New York Times Declares Tiki Bars Racist Cultural Appropriation Then Struggles to Define Who Is Offended – By Brad Slager (Red State) / January 4 2021
Something this fun and enjoyable MUST be offensive. (Lack of outrage not a factor)
It was a lengthy example of hand-wringing that, thankfully, was largely overlooked during the holiday session. The New York Times issued a lengthy treatise of all that is wrong with tiki bars and the affiliated tiki culture. As one might guess, it has to do with the racial problematics and the assumed crime of cultural appropriation, but even as this is delivered in a somber tone of seriousness one thing is apparent; the pearl-clutching authors are rather oblivious to the details.
Pour yourself a stiff multi-rum drink – this is a migraine-inducing farce.
The subheadline delivers the tone: Tiki bars are a beverage industry mainstay with a painful and under-examined past.
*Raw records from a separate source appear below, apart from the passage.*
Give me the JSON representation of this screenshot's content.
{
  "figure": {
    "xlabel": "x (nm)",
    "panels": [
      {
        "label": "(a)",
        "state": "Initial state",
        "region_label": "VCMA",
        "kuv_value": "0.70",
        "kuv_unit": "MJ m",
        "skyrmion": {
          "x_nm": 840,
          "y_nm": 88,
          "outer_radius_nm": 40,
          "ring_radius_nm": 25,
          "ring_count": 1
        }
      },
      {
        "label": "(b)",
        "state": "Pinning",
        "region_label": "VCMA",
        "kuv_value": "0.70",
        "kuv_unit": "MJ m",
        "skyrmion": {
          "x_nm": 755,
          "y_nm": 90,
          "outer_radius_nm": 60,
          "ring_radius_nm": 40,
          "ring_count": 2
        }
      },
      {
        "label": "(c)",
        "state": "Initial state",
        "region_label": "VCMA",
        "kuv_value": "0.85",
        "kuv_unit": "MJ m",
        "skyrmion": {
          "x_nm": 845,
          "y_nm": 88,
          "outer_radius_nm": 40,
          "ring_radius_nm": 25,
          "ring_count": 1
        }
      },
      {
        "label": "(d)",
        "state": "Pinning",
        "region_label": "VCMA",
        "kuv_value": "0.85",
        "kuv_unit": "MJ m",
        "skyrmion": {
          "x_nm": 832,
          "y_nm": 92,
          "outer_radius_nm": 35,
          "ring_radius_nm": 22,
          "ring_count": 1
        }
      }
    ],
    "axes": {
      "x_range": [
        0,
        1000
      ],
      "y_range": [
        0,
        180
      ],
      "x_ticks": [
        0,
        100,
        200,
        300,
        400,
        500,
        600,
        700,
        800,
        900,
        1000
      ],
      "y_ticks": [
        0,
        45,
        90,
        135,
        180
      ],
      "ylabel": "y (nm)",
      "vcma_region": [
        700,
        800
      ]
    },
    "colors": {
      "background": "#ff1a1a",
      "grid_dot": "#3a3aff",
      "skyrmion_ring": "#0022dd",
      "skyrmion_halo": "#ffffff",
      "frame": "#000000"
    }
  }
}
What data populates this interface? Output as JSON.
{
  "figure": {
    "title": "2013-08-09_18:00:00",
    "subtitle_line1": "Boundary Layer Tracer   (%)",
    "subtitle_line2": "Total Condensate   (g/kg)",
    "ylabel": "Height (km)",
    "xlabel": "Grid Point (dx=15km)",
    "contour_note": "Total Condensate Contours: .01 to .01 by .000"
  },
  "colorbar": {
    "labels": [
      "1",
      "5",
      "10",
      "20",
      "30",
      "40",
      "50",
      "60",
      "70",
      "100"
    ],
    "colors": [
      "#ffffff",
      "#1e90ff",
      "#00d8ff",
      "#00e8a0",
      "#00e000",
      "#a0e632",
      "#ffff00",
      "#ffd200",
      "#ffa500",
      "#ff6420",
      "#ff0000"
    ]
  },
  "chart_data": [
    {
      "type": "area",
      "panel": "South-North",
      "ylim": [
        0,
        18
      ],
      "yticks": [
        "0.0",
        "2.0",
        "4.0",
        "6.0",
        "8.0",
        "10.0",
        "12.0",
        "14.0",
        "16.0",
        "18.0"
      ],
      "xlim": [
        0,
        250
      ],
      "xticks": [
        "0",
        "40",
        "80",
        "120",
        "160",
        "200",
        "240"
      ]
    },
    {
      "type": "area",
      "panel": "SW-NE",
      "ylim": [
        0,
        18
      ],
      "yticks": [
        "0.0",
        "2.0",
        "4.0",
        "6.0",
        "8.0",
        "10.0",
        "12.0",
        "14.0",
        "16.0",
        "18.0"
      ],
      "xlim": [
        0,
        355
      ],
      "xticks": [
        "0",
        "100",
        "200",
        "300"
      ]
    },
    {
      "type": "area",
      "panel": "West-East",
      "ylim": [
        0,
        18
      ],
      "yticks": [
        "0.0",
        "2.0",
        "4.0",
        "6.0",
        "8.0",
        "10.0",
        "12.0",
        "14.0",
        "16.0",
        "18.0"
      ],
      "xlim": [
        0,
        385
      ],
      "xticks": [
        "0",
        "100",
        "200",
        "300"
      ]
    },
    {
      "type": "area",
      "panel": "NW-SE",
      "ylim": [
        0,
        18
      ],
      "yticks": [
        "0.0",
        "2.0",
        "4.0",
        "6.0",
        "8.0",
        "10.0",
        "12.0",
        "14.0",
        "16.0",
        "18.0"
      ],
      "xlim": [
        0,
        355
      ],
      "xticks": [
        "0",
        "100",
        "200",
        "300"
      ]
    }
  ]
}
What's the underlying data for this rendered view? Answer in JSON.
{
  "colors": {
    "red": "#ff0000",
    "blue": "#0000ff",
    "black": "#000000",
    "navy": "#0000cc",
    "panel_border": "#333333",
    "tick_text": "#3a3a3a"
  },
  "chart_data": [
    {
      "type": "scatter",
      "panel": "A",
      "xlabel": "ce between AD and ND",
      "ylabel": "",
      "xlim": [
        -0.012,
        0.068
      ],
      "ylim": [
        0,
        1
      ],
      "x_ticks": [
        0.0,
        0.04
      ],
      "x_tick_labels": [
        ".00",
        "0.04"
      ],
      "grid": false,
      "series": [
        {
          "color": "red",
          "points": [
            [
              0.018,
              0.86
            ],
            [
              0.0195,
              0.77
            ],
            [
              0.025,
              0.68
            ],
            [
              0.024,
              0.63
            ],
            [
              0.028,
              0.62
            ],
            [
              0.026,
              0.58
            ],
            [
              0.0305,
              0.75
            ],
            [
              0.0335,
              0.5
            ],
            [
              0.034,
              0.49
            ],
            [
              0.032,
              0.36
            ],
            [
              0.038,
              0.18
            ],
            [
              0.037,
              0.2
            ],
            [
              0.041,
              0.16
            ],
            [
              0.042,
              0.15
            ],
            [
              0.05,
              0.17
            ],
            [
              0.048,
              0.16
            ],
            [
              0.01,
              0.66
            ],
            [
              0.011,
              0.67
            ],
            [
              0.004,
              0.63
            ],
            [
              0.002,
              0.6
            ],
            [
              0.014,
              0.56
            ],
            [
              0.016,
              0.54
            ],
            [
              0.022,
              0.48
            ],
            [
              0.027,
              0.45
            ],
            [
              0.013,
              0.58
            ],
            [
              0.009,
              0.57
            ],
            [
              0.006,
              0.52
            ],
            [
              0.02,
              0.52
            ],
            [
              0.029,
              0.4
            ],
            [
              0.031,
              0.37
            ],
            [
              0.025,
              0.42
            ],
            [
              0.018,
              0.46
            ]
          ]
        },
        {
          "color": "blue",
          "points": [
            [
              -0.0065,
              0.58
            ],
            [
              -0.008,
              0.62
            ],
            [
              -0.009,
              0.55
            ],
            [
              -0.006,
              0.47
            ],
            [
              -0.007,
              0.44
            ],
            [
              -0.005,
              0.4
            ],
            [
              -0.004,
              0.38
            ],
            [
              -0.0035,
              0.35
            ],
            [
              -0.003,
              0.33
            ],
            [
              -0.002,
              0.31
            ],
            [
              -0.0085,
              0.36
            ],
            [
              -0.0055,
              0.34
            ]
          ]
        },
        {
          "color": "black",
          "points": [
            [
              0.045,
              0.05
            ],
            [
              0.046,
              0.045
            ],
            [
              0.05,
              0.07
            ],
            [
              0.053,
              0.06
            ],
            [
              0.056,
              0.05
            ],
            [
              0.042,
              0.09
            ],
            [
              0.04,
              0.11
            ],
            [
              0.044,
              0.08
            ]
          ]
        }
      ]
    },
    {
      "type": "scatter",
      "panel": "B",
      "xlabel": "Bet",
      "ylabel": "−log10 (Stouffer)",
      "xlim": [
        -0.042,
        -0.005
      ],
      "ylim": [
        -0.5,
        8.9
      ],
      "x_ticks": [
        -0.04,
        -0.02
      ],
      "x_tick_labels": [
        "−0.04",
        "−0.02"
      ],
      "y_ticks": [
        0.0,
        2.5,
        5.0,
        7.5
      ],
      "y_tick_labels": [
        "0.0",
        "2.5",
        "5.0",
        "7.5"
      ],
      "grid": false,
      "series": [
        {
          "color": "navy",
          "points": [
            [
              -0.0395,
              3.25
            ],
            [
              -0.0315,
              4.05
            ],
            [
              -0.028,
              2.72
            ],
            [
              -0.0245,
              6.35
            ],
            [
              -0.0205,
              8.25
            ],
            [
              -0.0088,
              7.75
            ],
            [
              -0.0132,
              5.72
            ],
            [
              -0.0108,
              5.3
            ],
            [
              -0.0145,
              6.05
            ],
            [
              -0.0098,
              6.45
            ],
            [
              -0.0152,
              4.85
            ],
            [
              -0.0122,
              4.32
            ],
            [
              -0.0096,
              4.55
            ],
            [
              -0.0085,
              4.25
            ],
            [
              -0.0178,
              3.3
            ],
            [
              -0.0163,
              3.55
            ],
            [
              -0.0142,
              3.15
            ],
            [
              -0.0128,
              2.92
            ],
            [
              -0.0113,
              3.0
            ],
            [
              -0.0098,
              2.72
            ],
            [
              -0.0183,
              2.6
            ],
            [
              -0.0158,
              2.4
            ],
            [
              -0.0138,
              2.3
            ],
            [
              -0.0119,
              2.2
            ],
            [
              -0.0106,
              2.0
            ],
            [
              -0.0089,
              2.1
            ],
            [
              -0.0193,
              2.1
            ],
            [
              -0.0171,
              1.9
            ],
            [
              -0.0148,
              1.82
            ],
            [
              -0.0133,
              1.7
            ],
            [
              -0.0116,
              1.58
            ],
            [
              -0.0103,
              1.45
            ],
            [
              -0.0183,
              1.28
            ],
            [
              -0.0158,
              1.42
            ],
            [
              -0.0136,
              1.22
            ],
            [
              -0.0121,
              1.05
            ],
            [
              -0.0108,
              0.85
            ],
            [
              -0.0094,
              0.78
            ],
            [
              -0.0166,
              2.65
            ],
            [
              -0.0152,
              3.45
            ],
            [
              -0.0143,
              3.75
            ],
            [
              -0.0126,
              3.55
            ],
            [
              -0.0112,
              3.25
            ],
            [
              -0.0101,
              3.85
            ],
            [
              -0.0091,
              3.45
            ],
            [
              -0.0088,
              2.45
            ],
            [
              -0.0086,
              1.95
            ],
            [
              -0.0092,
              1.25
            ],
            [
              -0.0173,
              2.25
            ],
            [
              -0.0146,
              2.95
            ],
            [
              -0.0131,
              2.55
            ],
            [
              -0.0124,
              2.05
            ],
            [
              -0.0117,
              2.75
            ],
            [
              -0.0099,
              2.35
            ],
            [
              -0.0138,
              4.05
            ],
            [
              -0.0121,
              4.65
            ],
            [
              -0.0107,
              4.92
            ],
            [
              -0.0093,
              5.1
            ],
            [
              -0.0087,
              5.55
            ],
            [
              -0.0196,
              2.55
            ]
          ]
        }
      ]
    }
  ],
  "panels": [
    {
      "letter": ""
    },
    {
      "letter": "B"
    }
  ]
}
Can the format be repaired? This is the tone of those who have recently discovered something and have begun their own exploration into a nebulous culture. In truth tiki culture is hardly unexamined – it is very definable and rather well known.
While invoking imagery from far away lands, what we regard as tiki culture in this country is a distinctly American enterprise. It began well before the article’s claims. Things first emerged in the 1800s, and decades later bloomed with American servicemen staged in the Pacific becoming enamored with the vistas and people they encountered. The early 1900s had numerous books published about the tropical Edens, including writings from Herman Melville. These tomes were so popular that when a satire edition was published mocking the movement, – The Cruise of the Kawa – it was accepted as a truthful account, and the author was invited to speak to the National Geographic Society.